Hello everybody, I am trying to understand the simplex algorithm using LU Decomposition. I have looked for a complete example through many books but haven't found one anywhere.

I am encountering a problem after the first update in U through the LU Decomposition method.

I hope my notation is not very hard to understand. I'm a newbie to Latex.

I'm working on this simplex example:

(min)f(x)=x1+x2+2*x3

constraints:

2*x1+2*x2+3*x3=4

x1+2*x2+2*x3=3

First I introduce 2 artificial variables: x4 and x5

Using simplex with pivoting would lead to the following tables:

A b theta

2 2 1 1 0 4 2

122 0 1 3 1.5

-3 -4 -3 0 0 delta

x5 is out, x2 is in

A b theta

10 -1 1 -1 1 1

0.5 1 1 0 0.5 1.5 3

-1 0 1 0 0 0

x4 is out, x1 is in

A b theta

1 0 -1 1 -1 1

0 1 1.5 -0.5 1 1

0 0 0 0 0 0

this leads to optimal result for phase 1

phase 2:

A b

1 0 -1 1

0 1 3/2 1

0 0 3/2 delta

so x1=1, x2=1 is the optimal result for the problem.

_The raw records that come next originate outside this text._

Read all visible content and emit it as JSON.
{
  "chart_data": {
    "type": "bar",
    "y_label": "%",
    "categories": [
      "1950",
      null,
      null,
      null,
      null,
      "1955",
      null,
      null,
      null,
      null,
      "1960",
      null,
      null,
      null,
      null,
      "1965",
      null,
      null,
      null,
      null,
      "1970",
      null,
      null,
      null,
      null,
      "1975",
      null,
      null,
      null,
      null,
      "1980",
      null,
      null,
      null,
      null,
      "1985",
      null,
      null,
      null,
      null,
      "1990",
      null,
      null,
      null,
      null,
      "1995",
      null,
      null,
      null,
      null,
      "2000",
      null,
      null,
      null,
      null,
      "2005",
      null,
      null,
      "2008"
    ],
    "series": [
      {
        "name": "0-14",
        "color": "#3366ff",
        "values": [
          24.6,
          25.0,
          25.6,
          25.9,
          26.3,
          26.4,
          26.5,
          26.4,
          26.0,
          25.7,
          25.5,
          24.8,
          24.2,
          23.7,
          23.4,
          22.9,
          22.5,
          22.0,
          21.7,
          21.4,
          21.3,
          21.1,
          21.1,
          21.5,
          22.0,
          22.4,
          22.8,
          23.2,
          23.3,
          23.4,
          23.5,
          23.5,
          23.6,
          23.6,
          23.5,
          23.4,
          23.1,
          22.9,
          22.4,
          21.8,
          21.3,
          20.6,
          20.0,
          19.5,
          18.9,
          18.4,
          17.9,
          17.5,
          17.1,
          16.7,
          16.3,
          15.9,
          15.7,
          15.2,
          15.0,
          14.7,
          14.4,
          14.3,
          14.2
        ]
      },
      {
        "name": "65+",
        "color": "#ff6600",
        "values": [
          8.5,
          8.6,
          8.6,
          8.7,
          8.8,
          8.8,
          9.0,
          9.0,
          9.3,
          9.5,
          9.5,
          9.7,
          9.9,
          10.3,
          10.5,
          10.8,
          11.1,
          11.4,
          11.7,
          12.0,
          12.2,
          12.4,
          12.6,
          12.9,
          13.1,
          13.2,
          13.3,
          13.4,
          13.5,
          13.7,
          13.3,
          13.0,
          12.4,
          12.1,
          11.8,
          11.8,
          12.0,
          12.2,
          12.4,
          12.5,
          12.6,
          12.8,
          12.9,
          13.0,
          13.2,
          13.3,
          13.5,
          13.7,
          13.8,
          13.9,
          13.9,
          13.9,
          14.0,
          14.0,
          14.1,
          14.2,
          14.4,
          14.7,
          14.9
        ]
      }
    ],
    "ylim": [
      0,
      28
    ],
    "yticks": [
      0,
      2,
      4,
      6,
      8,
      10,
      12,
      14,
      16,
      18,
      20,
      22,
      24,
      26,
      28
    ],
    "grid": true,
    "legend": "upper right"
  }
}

I am using the following LU Decomposition implementation:

1.

L*U*xB=b

solved this way:

first L*c=b

then U*xB=c

2. \lambda*L*U=cB (the coefficients of the function to be minimized corresponding to the current base)

solved c*U=cB

then \lambda*L=c

rD is the modification to the function resulting from the entrance of one unit of a variable

rD=cD-\lambda*D (D is the matrix including the nonbasis columns)

3. determine which vector aQ is to enter the basis (min rD <0)

and find its value in the current basis

L*U*yQ=aQ

where yQ is aQ in the current basis.

4. determine the vector to exit the basis (min xB/yiQ yQ - the column to enter the basis)

then eliminate this vector from the basis and add the new vector to the end of U.

this requires again ellimination to keep U in the upper triangular form.

the elimination changes the value of U and subsequently the value of L.

with this method the problem will go like this (i am skipping step 2, cos it works well in this example) .

first step:

initial U includes 2 columns: the two artificial variables

U =

1 0

0 1

L has also, the values of I.

xB is b

As before, x5 is out, x2 is in

x5 in this basis has the same value as before: 2 2

so U gets

1 2

0 2

U keeps upper triangular form so no change.

step 2

(1 2) *xB = 4

0 2 3

so xB in the current base is (1 1.5)

x4 is out, x1 is in

(1 2)*y = 2

0 2 1

x1 in the current base is (1 0.5)

this updates U to

2 1

2 0.5

to get U into upper triangular form I multiply it with

(1 0 )

-1 1

so the new U is

2 1

0 -0.5

L=I* (1 0)

-1 1

step 3

the new xB is found out this way

L*U*xB=b

L*c=b

so

(1 0 )*(c1 c2)=(4 3)

-1 1

so c1=4, c2=-1

then U*xb=c

so

(2 1 )*(x1 x2)=(4 -1)

0 0.5

so xB is(1 2). This one differs from the result found through solving using pivoting.

This value of xB breaks both of the constraints.

I see this happens after the update of U so it has to be related with it. Do you have any idea where am I wrong?